Nocturnal pleasure seekers know of the toilet test. They might not know they know but trust me they know.
An accurate gauge of relative inebriation, the toilet test is usually conducted whilst visiting a toilet. It is best to visit the toilet and make yourself familiar with it early in the night if it is not one that you know well. Pay attention to the flooring and especially your appearance in the mirror.
Now for the second stage. Lubricate yourself thoroughly with your poison of choice then revisit the restroom. Here are some common findings.
The floor patterns are shifting – You have had a hallucinogen
I am in the wrong sex toilet – You are incredibly drunk
I am having difficulty operating my clothing – Please read the instructions on your clothing tags
I look like a werewolf in the mirror -You have sprouted facial hair. Lower your oyster intake
I look like a vampire in the mirror -You have stayed up far too long. Please seek a coffin
I can’t see my reflection – You have mistaken a flat surface for a mirror but it is not a mirror please re orientate.

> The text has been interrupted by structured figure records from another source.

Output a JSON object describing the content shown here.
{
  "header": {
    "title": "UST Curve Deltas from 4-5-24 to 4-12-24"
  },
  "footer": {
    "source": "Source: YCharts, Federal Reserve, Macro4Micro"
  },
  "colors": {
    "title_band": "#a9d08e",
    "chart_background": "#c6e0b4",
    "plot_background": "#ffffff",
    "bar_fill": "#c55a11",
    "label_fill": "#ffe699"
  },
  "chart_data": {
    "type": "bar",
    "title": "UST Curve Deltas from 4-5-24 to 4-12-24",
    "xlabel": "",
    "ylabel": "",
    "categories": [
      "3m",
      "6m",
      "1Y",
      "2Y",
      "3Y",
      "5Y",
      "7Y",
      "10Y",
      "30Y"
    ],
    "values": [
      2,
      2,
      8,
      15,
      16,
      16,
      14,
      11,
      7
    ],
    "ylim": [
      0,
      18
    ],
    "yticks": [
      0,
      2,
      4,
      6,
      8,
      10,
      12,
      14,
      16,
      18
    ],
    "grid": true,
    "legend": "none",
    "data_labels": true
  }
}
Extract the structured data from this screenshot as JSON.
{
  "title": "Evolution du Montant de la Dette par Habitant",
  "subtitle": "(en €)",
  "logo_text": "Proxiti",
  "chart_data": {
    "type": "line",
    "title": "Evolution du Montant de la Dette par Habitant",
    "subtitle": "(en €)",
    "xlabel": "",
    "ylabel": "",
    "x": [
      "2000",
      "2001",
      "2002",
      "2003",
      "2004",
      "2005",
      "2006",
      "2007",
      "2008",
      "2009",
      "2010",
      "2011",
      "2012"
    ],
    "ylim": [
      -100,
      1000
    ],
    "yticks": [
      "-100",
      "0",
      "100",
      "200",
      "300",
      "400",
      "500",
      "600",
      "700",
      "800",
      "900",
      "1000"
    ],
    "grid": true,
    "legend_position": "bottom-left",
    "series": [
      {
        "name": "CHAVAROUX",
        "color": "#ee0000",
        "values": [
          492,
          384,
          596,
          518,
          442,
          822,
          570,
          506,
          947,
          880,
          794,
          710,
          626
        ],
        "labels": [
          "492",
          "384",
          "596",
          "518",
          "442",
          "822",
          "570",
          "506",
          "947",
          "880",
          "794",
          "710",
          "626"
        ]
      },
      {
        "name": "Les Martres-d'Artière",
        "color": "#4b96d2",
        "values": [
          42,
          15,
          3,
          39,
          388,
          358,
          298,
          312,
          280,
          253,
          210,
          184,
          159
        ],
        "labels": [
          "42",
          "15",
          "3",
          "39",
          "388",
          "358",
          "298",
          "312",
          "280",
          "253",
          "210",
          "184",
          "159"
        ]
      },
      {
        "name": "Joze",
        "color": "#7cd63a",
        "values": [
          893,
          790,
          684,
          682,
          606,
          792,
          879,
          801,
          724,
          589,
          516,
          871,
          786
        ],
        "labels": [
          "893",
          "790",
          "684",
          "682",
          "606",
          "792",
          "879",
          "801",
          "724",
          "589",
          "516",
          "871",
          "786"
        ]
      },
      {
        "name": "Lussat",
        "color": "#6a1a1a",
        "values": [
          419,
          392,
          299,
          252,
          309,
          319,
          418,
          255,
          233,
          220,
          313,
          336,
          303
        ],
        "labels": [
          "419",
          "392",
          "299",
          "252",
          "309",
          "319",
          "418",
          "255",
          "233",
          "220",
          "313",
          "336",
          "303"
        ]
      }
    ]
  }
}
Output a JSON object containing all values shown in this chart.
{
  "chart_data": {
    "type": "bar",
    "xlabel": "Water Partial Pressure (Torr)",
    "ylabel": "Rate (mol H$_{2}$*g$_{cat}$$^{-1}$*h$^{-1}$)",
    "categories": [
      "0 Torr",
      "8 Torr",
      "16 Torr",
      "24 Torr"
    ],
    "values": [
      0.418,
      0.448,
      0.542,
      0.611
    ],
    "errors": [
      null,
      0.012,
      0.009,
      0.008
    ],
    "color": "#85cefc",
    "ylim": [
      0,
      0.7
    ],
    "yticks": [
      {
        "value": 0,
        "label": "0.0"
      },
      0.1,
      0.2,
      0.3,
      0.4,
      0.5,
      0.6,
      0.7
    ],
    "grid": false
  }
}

I can’t find the toilet – You are beyond drunk. Find your friends if they have not disowned you
With this information you can easily manipulate your energy input to pass the toilet test. Failing the toilet test can be unnerving. This is explains masquerade parties and novelty masks. It also explains why the best parties have toilet attendants. Just in case you know.
More gold, I’m going to run out of those little star stickers soon. Ahh ever changing lino patterns, I remember those nights on shrooms, you did NOT want to stand on that shit, you’d sooner CRAWL across the lino if you absolutely had to get across it hehe.